Aidan is clearly confused. Because he starts off by denying the whole premise of his article, which is little more than a long-winded whinge about the SNP suggesting the sort of deal with British Labour which he begins by claiming that the SNP has "repeatedly" dismissed as impossible.
No. I don't get it either.
Then there's the stuff about "Red Tories", which Aidan represents as an "SNP line". But is it? Certainly, the term is used a lot as a form of shorthand for those who are sickened by British Labour's hypocrisy in standing shoulder to shoulder with their Tory allies in the anti-independence campaign. It is similarly used by those referencing British Labour's support for the austerity agenda and other areas of policy where they are separated from their Project Fear partners by no more than the proverbial fag-paper.
But does this make it an "SNP line"? If it does, then it is most assuredly not a line which is exclusive to the SNP. You are at least as likely to hear it from the grumbling remnants of support that British Labour in Scotland still clings to.
The fact that some people who use the term "Red Tories" also happen to be pro-independence is not sufficient cause to label it as an "SNP line". Again. Aidan is analysing, not the reality of the SNP, but the party as it is portrayed in the British media. No wonder he gets things so tragically wrong.
He also misses the fact that epithets such as "Red Tory" are a quick and easy way of saying something more complex and nuanced than what is implied by a superficial; appreciation of the term. When people call British Labour "Red Tories" they may be alluding to the party's alliance with the Conservatives in Better Together and/or in Holyrood. Or they may be thinking of the party's undoubted drift to the right of British politics and the lack of anything to seriously distinguish them from their partners in the "Great British Duopoly".
They could also be referring to the fact that British Labour and the Tories are absolutely identical in one regard that looms very large in Scottish politics. Both explicitly put the priorities of the British state before the interests of the people of Scotland. They are the same in that a vote for either leads to very mucg the same outcome.
More likely, when people talk of "Red Tories" they have all of these things in mind.

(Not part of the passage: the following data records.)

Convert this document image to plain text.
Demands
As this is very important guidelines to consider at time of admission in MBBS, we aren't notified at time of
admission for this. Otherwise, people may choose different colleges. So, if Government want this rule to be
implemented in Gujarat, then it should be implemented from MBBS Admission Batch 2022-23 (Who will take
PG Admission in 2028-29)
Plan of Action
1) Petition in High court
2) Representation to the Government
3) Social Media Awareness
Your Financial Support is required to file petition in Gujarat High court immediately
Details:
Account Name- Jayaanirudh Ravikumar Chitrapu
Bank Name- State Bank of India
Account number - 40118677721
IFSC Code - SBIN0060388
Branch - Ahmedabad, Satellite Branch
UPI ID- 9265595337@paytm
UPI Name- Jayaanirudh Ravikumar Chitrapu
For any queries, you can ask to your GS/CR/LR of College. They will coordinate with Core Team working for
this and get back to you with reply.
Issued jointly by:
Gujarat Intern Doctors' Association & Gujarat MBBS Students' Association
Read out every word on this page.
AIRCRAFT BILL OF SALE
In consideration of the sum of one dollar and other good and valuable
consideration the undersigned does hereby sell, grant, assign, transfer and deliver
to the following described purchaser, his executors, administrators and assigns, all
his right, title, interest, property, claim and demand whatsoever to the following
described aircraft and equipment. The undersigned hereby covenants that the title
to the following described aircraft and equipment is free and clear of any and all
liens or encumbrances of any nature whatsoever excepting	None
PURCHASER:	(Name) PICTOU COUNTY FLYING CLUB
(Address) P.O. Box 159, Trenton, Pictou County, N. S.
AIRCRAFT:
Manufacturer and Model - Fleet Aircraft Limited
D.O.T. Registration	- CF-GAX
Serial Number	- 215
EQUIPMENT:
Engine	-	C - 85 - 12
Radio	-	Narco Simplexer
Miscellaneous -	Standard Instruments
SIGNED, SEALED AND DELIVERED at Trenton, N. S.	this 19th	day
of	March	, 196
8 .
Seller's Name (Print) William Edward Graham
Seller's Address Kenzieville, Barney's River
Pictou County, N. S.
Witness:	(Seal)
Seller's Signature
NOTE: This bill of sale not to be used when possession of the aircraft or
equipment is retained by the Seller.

Aidan attempts to dismiss the tag simply by tagging it an "SNP line". But he fails utterly to refute any of what the term means.
Yet another regard in which Aidan is tragically wrong is his assertion that, to SNP members, "Labour represents everything they are not". The problem is not that Labour represents something which is anathema to the social democratic SNP, but that British Labour has ceased to represent social democratic Labour values.
The SNP and what, for want of a better term, we might call "Labour-minded folk" are not the natural enemies that Aidan Kerr supposes. In fact, they are the most unnatural enemies. As the Yes campaign proved, there is a comfortable affinity between Labour-minded folk and the generality of SNP members. The animus is entirely associated with British Labour's party machine - not the people this machine has alienated.
Finally, Aidan exhibits a rather naive understanding of the way British politics works. The UK is, nominally at least, a two-party state. In reality, it functions more like a one-party state due to the way both the main British parties are in thrall to the same interests.
The British parties and the British establishment as a whole would be delighted if the SNP at Westminster were to be "motivated by principle" to stand aside from the procedures and process of government, contenting themselves with causing a "rammy" while leaving the British parties to pursue their agenda.
Aidan makes the mistake of attempting to simplistically translate the faux rivalries of the British political system to Scotland's distinct political culture by positing a similar SNP/Labour dichotomy. But the real divide in Scottish politics is not along such "traditional" lines as right and left. The real divide in Scotland's post-referendum politics is between British and Scottish parties.